Agence Gabonaise d’Études et d’Observations Spatiales, l’AGEOS a signé la déclaration d’intérêt du SCO au nom du Gabon. Présentez-nous votre organisme.

A. N.M. : L’AGEOS est née en 2015 par la volonté du Président de République qui, face aux questions du changement climatique, a voulu doter le Gabon d’une structure spécialisée dans le domaine spatial. Ainsi, avec une station qui couvre 24 pays et la totalité du golfe de Guinée, l’AGEOS possède une capacité de réception directe et de traitement de donnée satellitaires optiques et radar. Grâce à ces outils, l’Agence travaille sur un ensemble de thématiques dont les principales sont la forêt, le littoral, les risques naturels, les ressources en eau, l’urbanisation et l’agriculture. [voir détail en fin d’article]

Suite à son premier appel à projets, le SCO International a vivement encouragé à maturer votre proposition sur les mangroves afin de la doter du label SCO. En quoi consiste ce projet, quels verrous faut-il lever ?

A.N.M. : Le Gabon dispose d’une importante mangrove qui constitue une protection naturelle idéale contre de nombreux aléas mais aussi une zone de reproduction de poissons. Depuis 20 ans, cette mangrove est victime d’une grave déforestation, due en grande partie à l’expansion urbaine incontrôlée.

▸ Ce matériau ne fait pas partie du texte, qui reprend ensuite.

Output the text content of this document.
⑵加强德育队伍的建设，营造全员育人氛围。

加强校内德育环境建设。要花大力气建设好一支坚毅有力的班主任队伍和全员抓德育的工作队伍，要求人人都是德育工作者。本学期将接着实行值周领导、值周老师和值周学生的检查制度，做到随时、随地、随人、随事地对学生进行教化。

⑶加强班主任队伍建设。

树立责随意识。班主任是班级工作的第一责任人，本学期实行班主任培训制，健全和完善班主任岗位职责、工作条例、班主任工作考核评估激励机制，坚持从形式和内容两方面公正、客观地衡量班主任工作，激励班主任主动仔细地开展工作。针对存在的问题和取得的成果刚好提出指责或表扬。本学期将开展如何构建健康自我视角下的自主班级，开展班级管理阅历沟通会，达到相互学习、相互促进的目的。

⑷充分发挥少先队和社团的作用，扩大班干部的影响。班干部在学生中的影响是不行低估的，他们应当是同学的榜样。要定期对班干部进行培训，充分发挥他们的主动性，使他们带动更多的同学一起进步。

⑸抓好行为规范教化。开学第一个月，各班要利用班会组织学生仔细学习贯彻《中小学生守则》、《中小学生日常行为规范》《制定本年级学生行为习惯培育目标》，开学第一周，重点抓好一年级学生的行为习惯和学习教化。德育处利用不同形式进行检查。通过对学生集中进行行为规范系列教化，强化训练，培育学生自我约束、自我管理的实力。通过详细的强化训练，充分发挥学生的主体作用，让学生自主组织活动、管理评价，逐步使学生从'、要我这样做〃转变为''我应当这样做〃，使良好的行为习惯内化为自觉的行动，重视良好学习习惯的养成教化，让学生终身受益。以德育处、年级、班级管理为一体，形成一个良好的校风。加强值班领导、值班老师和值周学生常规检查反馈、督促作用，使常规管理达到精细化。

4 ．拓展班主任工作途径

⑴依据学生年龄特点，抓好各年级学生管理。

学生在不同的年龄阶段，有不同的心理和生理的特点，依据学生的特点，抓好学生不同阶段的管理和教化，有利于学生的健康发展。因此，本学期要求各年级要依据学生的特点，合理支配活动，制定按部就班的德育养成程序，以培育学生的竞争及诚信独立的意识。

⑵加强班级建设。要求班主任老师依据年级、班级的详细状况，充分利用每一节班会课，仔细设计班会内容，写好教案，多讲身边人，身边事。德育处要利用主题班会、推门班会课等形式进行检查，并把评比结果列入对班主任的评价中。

Notre projet a donc pour objectif d’atténuer la disparition des mangroves grâce à l’outil satellite qui offre des mesures répétées dans cet environnement difficile d’accès, une multiplicité de capteurs avec des méthodes éprouvées de traitement des informations. Mais, élaborée en urgence pour répondre dans les délais, notre proposition mérite d’être plus détaillée et doit mieux répondre aux critères SCO. Chaque partenaire doit à présent apporter sa contribution pour consolider ce projet en prenant en compte les besoins spécifiques des utilisateurs finaux comme le Ministère des eaux et forêts ou la Direction générale des écosystèmes aquatiques.

Carto mangrove © AGEOS

© AGEOS

Suivant les recommandations du SCO International , vous vous structurez dans un premier temps en comité d’accélération SCO  (SAC). Comment cette étape va-t-elle vous permettre d’évoluer en SCO Gabon ?

A.N.M. : La maturation du projet Mangroves est effectivement un catalyseur pour structurer le SCO Gabon et mettre en place les mécanismes qui en feront une structure durable, capable de répondre de manière technique et efficiente aux besoins du pays. L’idée d’un comité d’accélération nous semble très bonne pour commencer à travailler et sensibiliser un maximum d’acteurs sur le bienfondé de cette initiative. Il est également très important de définir un mode de gouvernance apte à recevoir l’adhésion de tous, ce qui réclame des consultations, l’évaluation des moyens techniques, humains et financiers à engager, et la bonne formalisation de tout cela pour présentation au gouvernement. Le Gabon entretient une belle collaboration avec la France dans le domaine spatial depuis plus de 30 ans, nous nous appuyons aujourd’hui sur le SCO France pour consolider notre premier projet et structurer le SCO Gabon.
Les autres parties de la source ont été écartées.